Mendengar percakapan itu, Shirou melirik ke arah Riveria dengan senyum kecil. "Sepertinya mereka meremehkan kita," katanya dengan nada santai.
Riveria hanya mendesah ringan. "Tidak sepenuhnya salah jika melihat kondisi mereka. Tapi aku yakin kita jauh lebih siap."
Setelah kelompok itu menjauh, Shirou berbicara lagi. "Ngomong-ngomong, nanti di lantai 19 ini, aku ingin mencoba sesuatu. Jadi, kau tidak perlu bertarung kali ini."
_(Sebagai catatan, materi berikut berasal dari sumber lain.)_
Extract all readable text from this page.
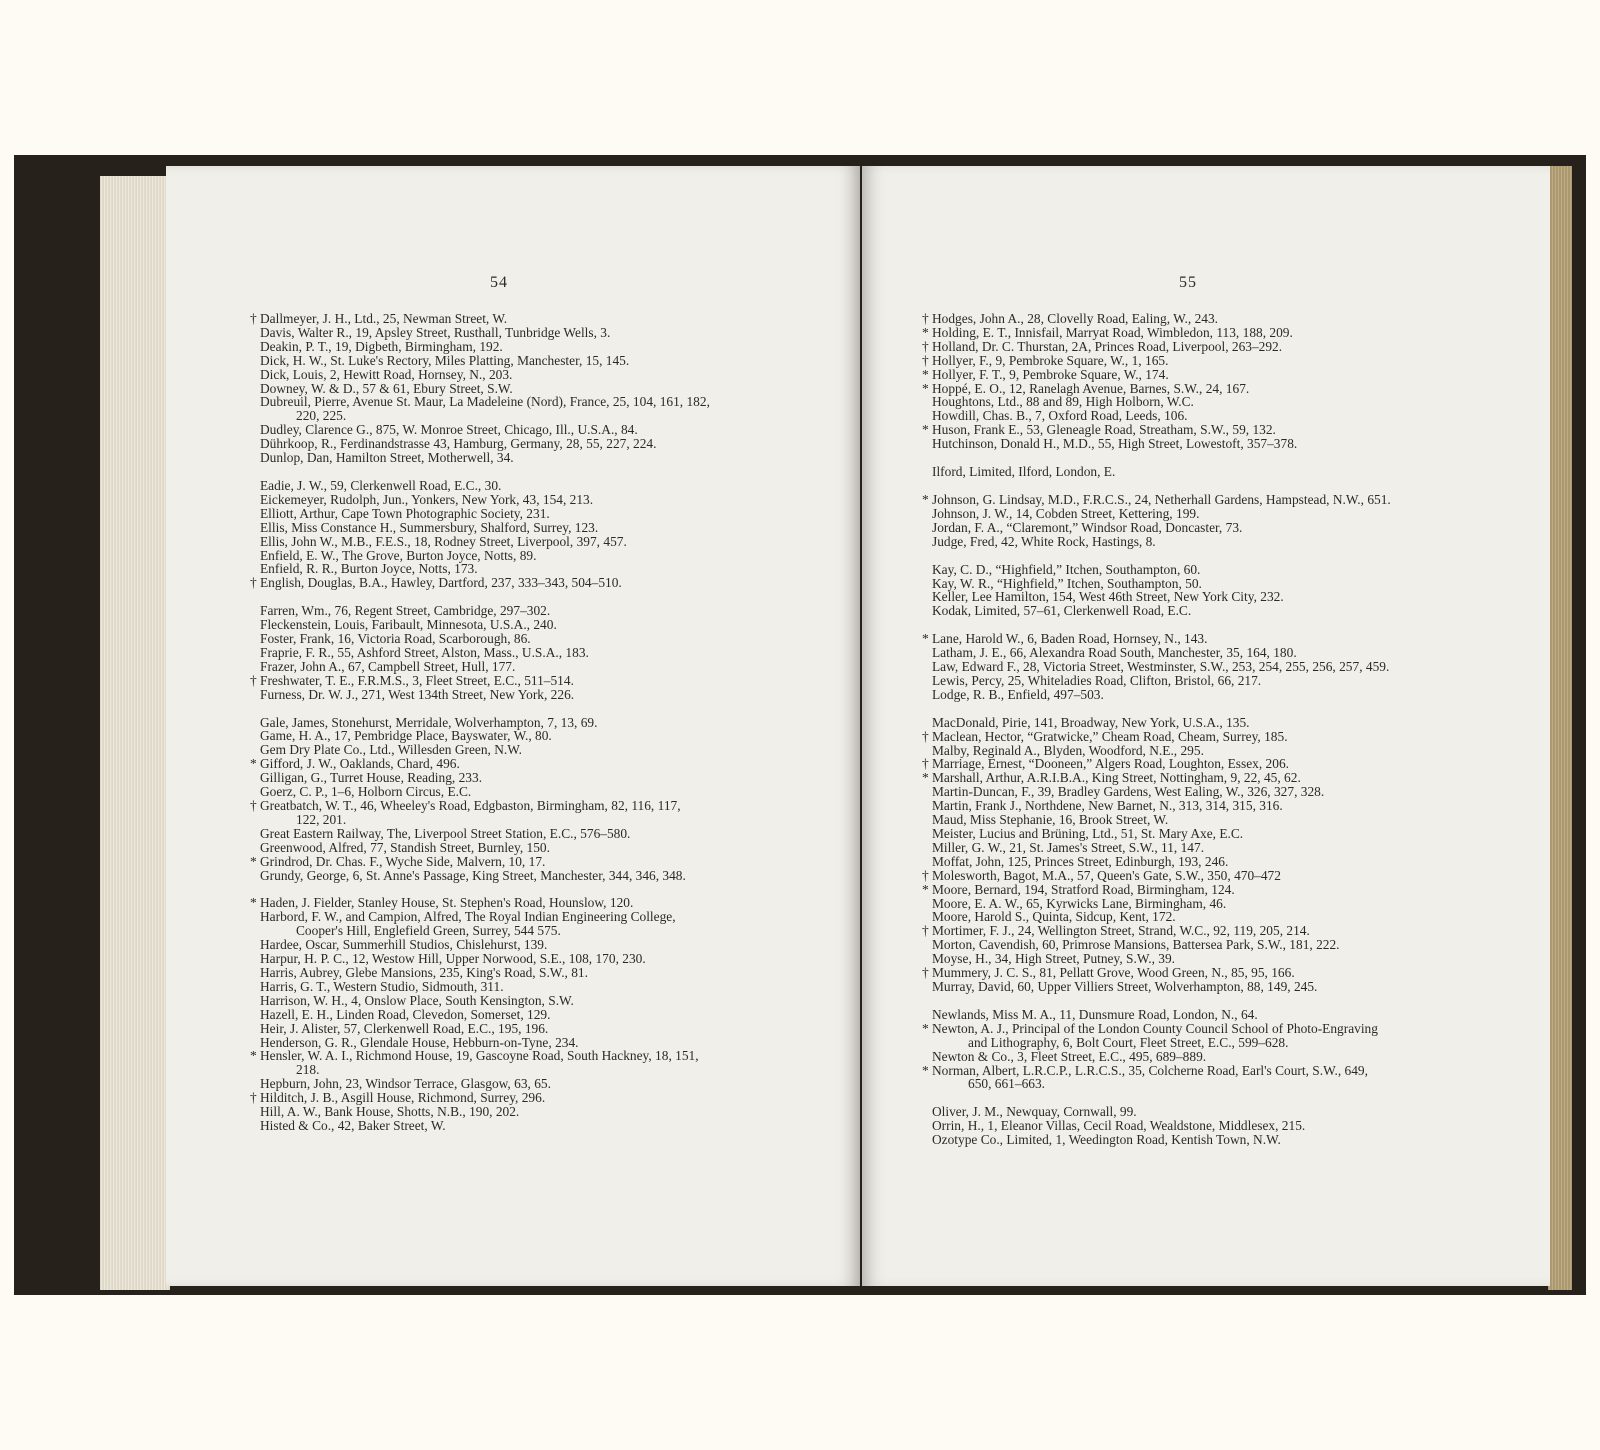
54
† Dallmeyer, J. H., Ltd., 25, Newman Street, W.
Davis, Walter R., 19, Apsley Street, Rusthall, Tunbridge Wells, 3.
Deakin, P. T., 19, Digbeth, Birmingham, 192.
Dick, H. W., St. Luke's Rectory, Miles Platting, Manchester, 15, 145.
Dick, Louis, 2, Hewitt Road, Hornsey, N., 203.
Downey, W. & D., 57 & 61, Ebury Street, S.W.
Dubreuil, Pierre, Avenue St. Maur, La Madeleine (Nord), France, 25, 104, 161, 182,
220, 225.
Dudley, Clarence G., 875, W. Monroe Street, Chicago, Ill., U.S.A., 84.
Dührkoop, R., Ferdinandstrasse 43, Hamburg, Germany, 28, 55, 227, 224.
Dunlop, Dan, Hamilton Street, Motherwell, 34.
Eadie, J. W., 59, Clerkenwell Road, E.C., 30.
Eickemeyer, Rudolph, Jun., Yonkers, New York, 43, 154, 213.
Elliott, Arthur, Cape Town Photographic Society, 231.
Ellis, Miss Constance H., Summersbury, Shalford, Surrey, 123.
Ellis, John W., M.B., F.E.S., 18, Rodney Street, Liverpool, 397, 457.
Enfield, E. W., The Grove, Burton Joyce, Notts, 89.
Enfield, R. R., Burton Joyce, Notts, 173.
† English, Douglas, B.A., Hawley, Dartford, 237, 333–343, 504–510.
Farren, Wm., 76, Regent Street, Cambridge, 297–302.
Fleckenstein, Louis, Faribault, Minnesota, U.S.A., 240.
Foster, Frank, 16, Victoria Road, Scarborough, 86.
Fraprie, F. R., 55, Ashford Street, Alston, Mass., U.S.A., 183.
Frazer, John A., 67, Campbell Street, Hull, 177.
† Freshwater, T. E., F.R.M.S., 3, Fleet Street, E.C., 511–514.
Furness, Dr. W. J., 271, West 134th Street, New York, 226.
Gale, James, Stonehurst, Merridale, Wolverhampton, 7, 13, 69.
Game, H. A., 17, Pembridge Place, Bayswater, W., 80.
Gem Dry Plate Co., Ltd., Willesden Green, N.W.
* Gifford, J. W., Oaklands, Chard, 496.
Gilligan, G., Turret House, Reading, 233.
Goerz, C. P., 1–6, Holborn Circus, E.C.
† Greatbatch, W. T., 46, Wheeley's Road, Edgbaston, Birmingham, 82, 116, 117,
122, 201.
Great Eastern Railway, The, Liverpool Street Station, E.C., 576–580.
Greenwood, Alfred, 77, Standish Street, Burnley, 150.
* Grindrod, Dr. Chas. F., Wyche Side, Malvern, 10, 17.
Grundy, George, 6, St. Anne's Passage, King Street, Manchester, 344, 346, 348.
* Haden, J. Fielder, Stanley House, St. Stephen's Road, Hounslow, 120.
Harbord, F. W., and Campion, Alfred, The Royal Indian Engineering College,
Cooper's Hill, Englefield Green, Surrey, 544 575.
Hardee, Oscar, Summerhill Studios, Chislehurst, 139.
Harpur, H. P. C., 12, Westow Hill, Upper Norwood, S.E., 108, 170, 230.
Harris, Aubrey, Glebe Mansions, 235, King's Road, S.W., 81.
Harris, G. T., Western Studio, Sidmouth, 311.
Harrison, W. H., 4, Onslow Place, South Kensington, S.W.
Hazell, E. H., Linden Road, Clevedon, Somerset, 129.
Heir, J. Alister, 57, Clerkenwell Road, E.C., 195, 196.
Henderson, G. R., Glendale House, Hebburn-on-Tyne, 234.
* Hensler, W. A. I., Richmond House, 19, Gascoyne Road, South Hackney, 18, 151,
218.
Hepburn, John, 23, Windsor Terrace, Glasgow, 63, 65.
† Hilditch, J. B., Asgill House, Richmond, Surrey, 296.
Hill, A. W., Bank House, Shotts, N.B., 190, 202.
Histed & Co., 42, Baker Street, W.
55
† Hodges, John A., 28, Clovelly Road, Ealing, W., 243.
* Holding, E. T., Innisfail, Marryat Road, Wimbledon, 113, 188, 209.
† Holland, Dr. C. Thurstan, 2A, Princes Road, Liverpool, 263–292.
† Hollyer, F., 9, Pembroke Square, W., 1, 165.
* Hollyer, F. T., 9, Pembroke Square, W., 174.
* Hoppé, E. O., 12, Ranelagh Avenue, Barnes, S.W., 24, 167.
Houghtons, Ltd., 88 and 89, High Holborn, W.C.
Howdill, Chas. B., 7, Oxford Road, Leeds, 106.
* Huson, Frank E., 53, Gleneagle Road, Streatham, S.W., 59, 132.
Hutchinson, Donald H., M.D., 55, High Street, Lowestoft, 357–378.
Ilford, Limited, Ilford, London, E.
* Johnson, G. Lindsay, M.D., F.R.C.S., 24, Netherhall Gardens, Hampstead, N.W., 651.
Johnson, J. W., 14, Cobden Street, Kettering, 199.
Jordan, F. A., “Claremont,” Windsor Road, Doncaster, 73.
Judge, Fred, 42, White Rock, Hastings, 8.
Kay, C. D., “Highfield,” Itchen, Southampton, 60.
Kay, W. R., “Highfield,” Itchen, Southampton, 50.
Keller, Lee Hamilton, 154, West 46th Street, New York City, 232.
Kodak, Limited, 57–61, Clerkenwell Road, E.C.
* Lane, Harold W., 6, Baden Road, Hornsey, N., 143.
Latham, J. E., 66, Alexandra Road South, Manchester, 35, 164, 180.
Law, Edward F., 28, Victoria Street, Westminster, S.W., 253, 254, 255, 256, 257, 459.
Lewis, Percy, 25, Whiteladies Road, Clifton, Bristol, 66, 217.
Lodge, R. B., Enfield, 497–503.
MacDonald, Pirie, 141, Broadway, New York, U.S.A., 135.
† Maclean, Hector, “Gratwicke,” Cheam Road, Cheam, Surrey, 185.
Malby, Reginald A., Blyden, Woodford, N.E., 295.
† Marriage, Ernest, “Dooneen,” Algers Road, Loughton, Essex, 206.
* Marshall, Arthur, A.R.I.B.A., King Street, Nottingham, 9, 22, 45, 62.
Martin-Duncan, F., 39, Bradley Gardens, West Ealing, W., 326, 327, 328.
Martin, Frank J., Northdene, New Barnet, N., 313, 314, 315, 316.
Maud, Miss Stephanie, 16, Brook Street, W.
Meister, Lucius and Brüning, Ltd., 51, St. Mary Axe, E.C.
Miller, G. W., 21, St. James's Street, S.W., 11, 147.
Moffat, John, 125, Princes Street, Edinburgh, 193, 246.
† Molesworth, Bagot, M.A., 57, Queen's Gate, S.W., 350, 470–472
* Moore, Bernard, 194, Stratford Road, Birmingham, 124.
Moore, E. A. W., 65, Kyrwicks Lane, Birmingham, 46.
Moore, Harold S., Quinta, Sidcup, Kent, 172.
† Mortimer, F. J., 24, Wellington Street, Strand, W.C., 92, 119, 205, 214.
Morton, Cavendish, 60, Primrose Mansions, Battersea Park, S.W., 181, 222.
Moyse, H., 34, High Street, Putney, S.W., 39.
† Mummery, J. C. S., 81, Pellatt Grove, Wood Green, N., 85, 95, 166.
Murray, David, 60, Upper Villiers Street, Wolverhampton, 88, 149, 245.
Newlands, Miss M. A., 11, Dunsmure Road, London, N., 64.
* Newton, A. J., Principal of the London County Council School of Photo-Engraving
and Lithography, 6, Bolt Court, Fleet Street, E.C., 599–628.
Newton & Co., 3, Fleet Street, E.C., 495, 689–889.
* Norman, Albert, L.R.C.P., L.R.C.S., 35, Colcherne Road, Earl's Court, S.W., 649,
650, 661–663.
Oliver, J. M., Newquay, Cornwall, 99.
Orrin, H., 1, Eleanor Villas, Cecil Road, Wealdstone, Middlesex, 215.
Ozotype Co., Limited, 1, Weedington Road, Kentish Town, N.W.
Riveria menghentikan langkahnya sejenak dan menatap Shirou dengan cemberut kecil. "Apa lagi ini? Kau ingin pamer keahlian memanahmu lagi seperti tadi, di mana aku bahkan tidak sempat menembak monster karena kau lebih cepat dariku?"
Shirou menggaruk kepalanya dengan sedikit canggung. "Bukan begitu. Kali ini, aku tidak akan memanah. Tapi aku akan melakukan sesuatu yang... mirip," ujarnya dengan nada penuh teka-teki.
Riveria menaikkan alis, jelas penasaran. "Mirip memanah, katamu? Kau membuatku semakin ingin tahu."
Shirou tersenyum kecil. "Sabar saja. Aku janji ini akan menarik."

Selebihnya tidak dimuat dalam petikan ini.